By Reuven Cohen
In a bill passed earlier today, the Government of New Zealand announced that software in the country will no longer be patentable. New Zealand’s largest IT representative body, the Institute of IT Professionals, expressed relief and said the decision removed a major barrier to software-led innovation.
(1) A computer program is not an invention and not a manner of manufacture for the purposes of this Act.
(2) Subsection (1) prevents anything from being an invention or a manner of manufacture for the purposes of this Act only to the extent that a claim in a patent or an application relates to a computer program as such.
(3) A claim in a patent or an application relates to a computer program as such if the actual contribution made by the alleged invention lies solely in it being a computer program.
In a post on The New Zealand Harald, Commerce Minister Craig Foss said that following industry consultation he had decided to remove the patentability of software from the Patents Bill, which is currently before Parliament. “These changes ensure the Bill is consistent with the intention of the Commerce Select Committee recommendation that computer programs should not be patentable,” he said.
According to Wikipedia, “Most countries place some limits on the patenting of invention involving software, but there is no legal definition of a software patent.

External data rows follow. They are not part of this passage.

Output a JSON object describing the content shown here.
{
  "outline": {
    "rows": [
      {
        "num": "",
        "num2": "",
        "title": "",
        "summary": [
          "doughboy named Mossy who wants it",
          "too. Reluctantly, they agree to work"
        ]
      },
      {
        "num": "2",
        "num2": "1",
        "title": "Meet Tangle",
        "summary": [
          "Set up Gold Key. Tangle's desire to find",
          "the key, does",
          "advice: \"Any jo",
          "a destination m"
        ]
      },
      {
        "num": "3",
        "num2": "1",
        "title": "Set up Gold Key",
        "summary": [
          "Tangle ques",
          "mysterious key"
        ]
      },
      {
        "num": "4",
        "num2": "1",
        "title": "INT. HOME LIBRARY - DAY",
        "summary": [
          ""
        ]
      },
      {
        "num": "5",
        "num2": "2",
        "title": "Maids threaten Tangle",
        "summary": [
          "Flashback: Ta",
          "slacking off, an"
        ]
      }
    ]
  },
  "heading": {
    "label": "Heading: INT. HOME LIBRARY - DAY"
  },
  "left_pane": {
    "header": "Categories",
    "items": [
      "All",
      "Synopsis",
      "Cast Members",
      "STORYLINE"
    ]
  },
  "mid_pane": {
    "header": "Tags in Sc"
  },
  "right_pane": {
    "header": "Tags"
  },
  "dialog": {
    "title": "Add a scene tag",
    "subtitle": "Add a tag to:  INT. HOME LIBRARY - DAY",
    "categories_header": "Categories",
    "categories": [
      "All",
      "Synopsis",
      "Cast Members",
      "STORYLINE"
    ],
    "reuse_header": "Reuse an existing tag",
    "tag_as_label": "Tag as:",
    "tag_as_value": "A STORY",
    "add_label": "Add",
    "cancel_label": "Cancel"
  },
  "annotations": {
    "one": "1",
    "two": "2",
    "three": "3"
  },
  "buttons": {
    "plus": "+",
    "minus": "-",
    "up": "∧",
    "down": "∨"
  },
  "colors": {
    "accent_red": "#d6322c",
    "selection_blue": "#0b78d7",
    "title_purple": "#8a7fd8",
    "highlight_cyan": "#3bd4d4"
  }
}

For example, U.S. patent law excludes “abstract ideas”, and this has been used to refuse some patents involving software. In Europe, “computer programs as such” are excluded from patentability and European Patent Office policy is consequently that a program for a computer is not patentable if it does not have the potential to cause a “further technical effect” beyond the inherent technical interactions between hardware and software.”

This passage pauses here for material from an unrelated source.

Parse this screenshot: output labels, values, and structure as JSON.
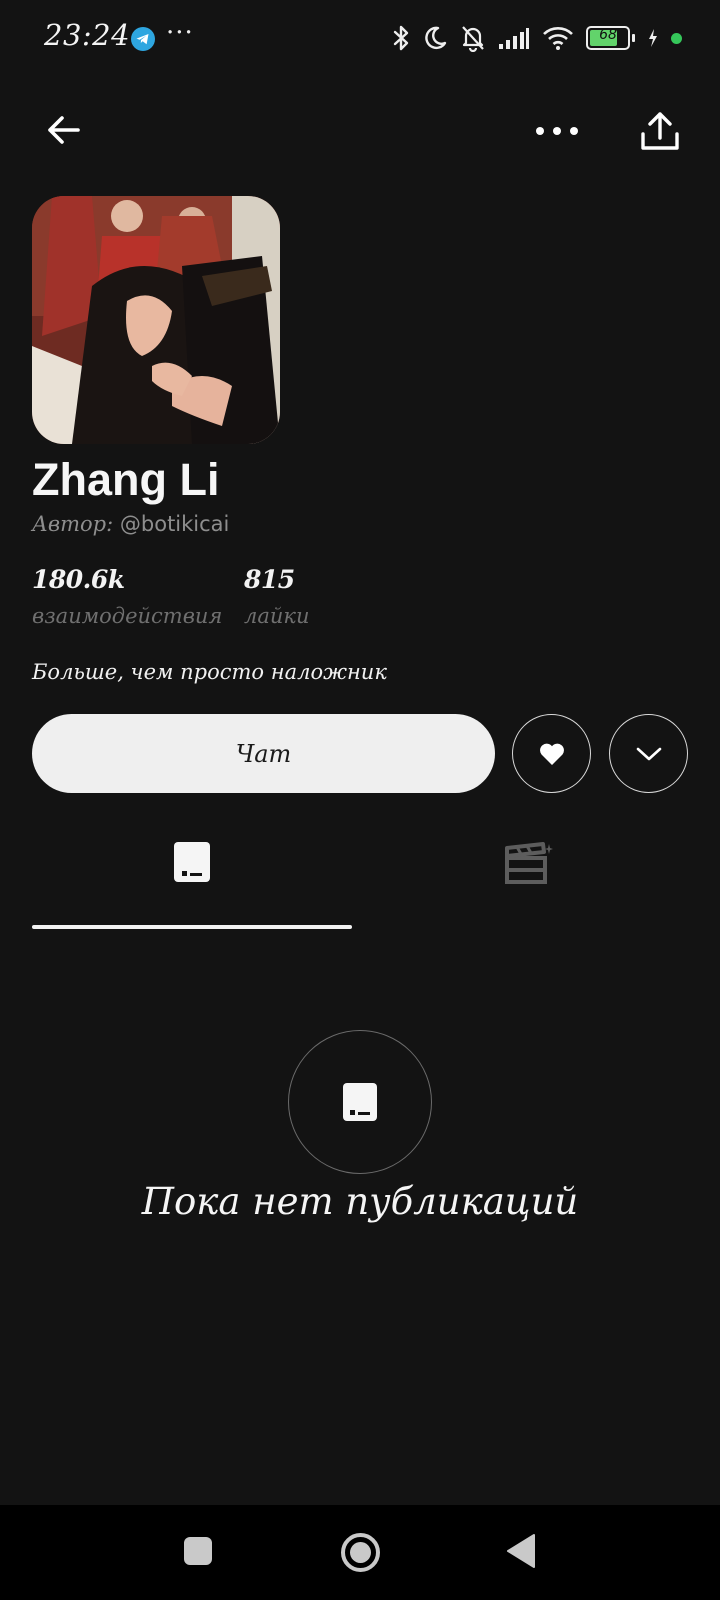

In doing this, New Zealand is essentially taking the position that existing laws provides enough protection to software as it is; patents only serve to stifle innovation because of the ever-looming threat of being sued by so-called patent troll companies.

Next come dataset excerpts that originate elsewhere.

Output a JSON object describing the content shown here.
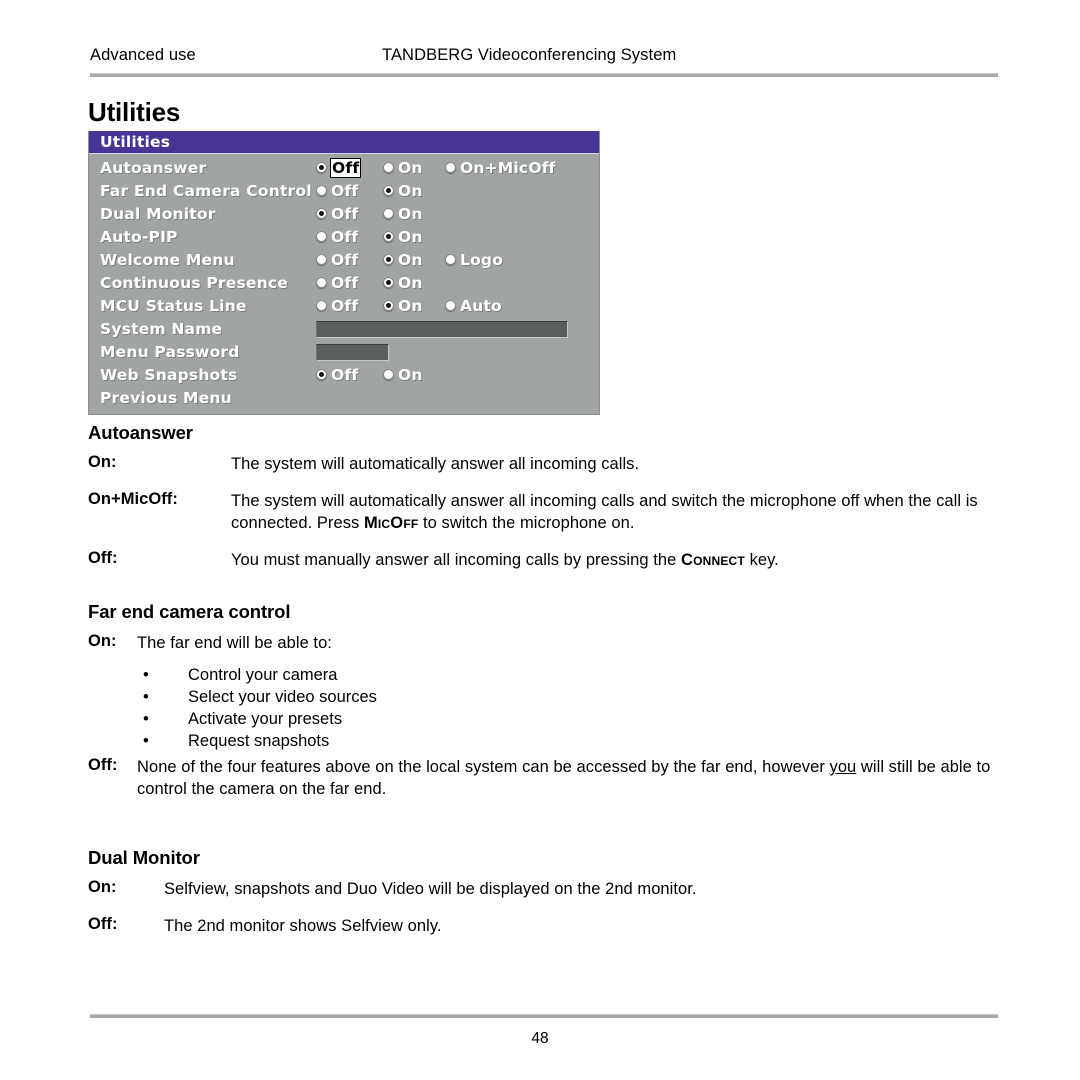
{
  "header": {
    "left": "Advanced use",
    "right": "TANDBERG Videoconferencing System"
  },
  "page_title": "Utilities",
  "osd": {
    "title": "Utilities",
    "rows": [
      {
        "label": "Autoanswer",
        "options": [
          {
            "text": "Off",
            "selected": true,
            "focused": true
          },
          {
            "text": "On",
            "selected": false,
            "focused": false
          },
          {
            "text": "On+MicOff",
            "selected": false,
            "focused": false
          }
        ]
      },
      {
        "label": "Far End Camera Control",
        "options": [
          {
            "text": "Off",
            "selected": false,
            "focused": false
          },
          {
            "text": "On",
            "selected": true,
            "focused": false
          }
        ]
      },
      {
        "label": "Dual Monitor",
        "options": [
          {
            "text": "Off",
            "selected": true,
            "focused": false
          },
          {
            "text": "On",
            "selected": false,
            "focused": false
          }
        ]
      },
      {
        "label": "Auto-PIP",
        "options": [
          {
            "text": "Off",
            "selected": false,
            "focused": false
          },
          {
            "text": "On",
            "selected": true,
            "focused": false
          }
        ]
      },
      {
        "label": "Welcome Menu",
        "options": [
          {
            "text": "Off",
            "selected": false,
            "focused": false
          },
          {
            "text": "On",
            "selected": true,
            "focused": false
          },
          {
            "text": "Logo",
            "selected": false,
            "focused": false
          }
        ]
      },
      {
        "label": "Continuous Presence",
        "options": [
          {
            "text": "Off",
            "selected": false,
            "focused": false
          },
          {
            "text": "On",
            "selected": true,
            "focused": false
          }
        ]
      },
      {
        "label": "MCU Status Line",
        "options": [
          {
            "text": "Off",
            "selected": false,
            "focused": false
          },
          {
            "text": "On",
            "selected": true,
            "focused": false
          },
          {
            "text": "Auto",
            "selected": false,
            "focused": false
          }
        ]
      },
      {
        "label": "System Name",
        "field": {
          "value": ""
        }
      },
      {
        "label": "Menu Password",
        "field": {
          "value": ""
        }
      },
      {
        "label": "Web Snapshots",
        "options": [
          {
            "text": "Off",
            "selected": true,
            "focused": false
          },
          {
            "text": "On",
            "selected": false,
            "focused": false
          }
        ]
      },
      {
        "label": "Previous Menu"
      }
    ],
    "colors": {
      "titlebar": "#473494",
      "background": "#a0a4a3",
      "field": "#5a5e5c",
      "label_text": "#ffffff"
    }
  },
  "sections": {
    "autoanswer": {
      "heading": "Autoanswer",
      "items": [
        {
          "term": "On:",
          "text": "The system will automatically answer all incoming calls."
        },
        {
          "term": "On+MicOff:",
          "line1_a": "The system will automatically answer all incoming calls and switch the microphone off when",
          "line2_a": "the call is connected. Press ",
          "line2_key": "MicOff",
          "line2_b": " to switch the microphone on."
        },
        {
          "term": "Off:",
          "line_a": "You must manually answer all incoming calls by pressing the ",
          "line_key": "Connect",
          "line_b": " key."
        }
      ]
    },
    "far_end_camera_control": {
      "heading": "Far end camera control",
      "on_term": "On:",
      "on_text": "The far end will be able to:",
      "bullets": [
        "Control your camera",
        "Select your video sources",
        "Activate your presets",
        "Request snapshots"
      ],
      "off_term": "Off:",
      "off_line1_a": "None of the four features above on the local system can be accessed by the far end, however ",
      "off_line1_u": "you",
      "off_line1_b": " will still",
      "off_line2": "be able to control the camera on the far end."
    },
    "dual_monitor": {
      "heading": "Dual Monitor",
      "items": [
        {
          "term": "On:",
          "text": "Selfview, snapshots and Duo Video will be displayed on the 2nd monitor."
        },
        {
          "term": "Off:",
          "text": "The 2nd monitor  shows Selfview only."
        }
      ]
    }
  },
  "footer": {
    "page_number": "48"
  }
}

During its consideration of the bill, the committee received many submissions opposing the granting of patents for computer programs on the grounds it would stifle innovation and restrict competition. Internet New Zealand said Foss’ decision to amend the Patents Bill drew to a close “years of wrangling between software developers, ICT players and multinational heavyweights over the vexed issue of patentability of software”.
New Zealand’s biggest software exporter, Orion Health, also welcomed Foss’ decision. Chief executive Ian McCrae said obvious things were being patented under the current regime. “You might see a logical enhancement to your software, but you can’t do it because someone else has a patent. In general, software patents are counter-productive, often used obstructively and get in the way of innovation.”
Well done my Kiwi friends, well done indeed!
Update 1: This week, U.S. Senator Schumer introduced legislation that attempts to limit the ability for patent trolls to launch patent litigation. The Patent Quality Improvement Act aims to make it easier and cheaper for companies facing spurious infringement suits to defend themselves.
Update 2: Christopher Mims at Quartz points out that New Zealand “has never explicitly allowed the patenting of software in the first place, and excluding software from patentability would violate New Zealand’s international patent obligations. Instead, today’s amendment to the country’s in-progress patents bill (pdf) skirts international law in a creative way: the country’s government will instead declare that software is simply not an invention in the first place.”
“Further complicating matters, New Zealand’s amended law will still allow for the patenting of software when it is part of a novel piece of hardware. So, for example, software that does nothing but process legal documents while running on “conventional” hardware is not patentable. But the software that allows a clothes washing machine to clean clothes in a new way is patentable.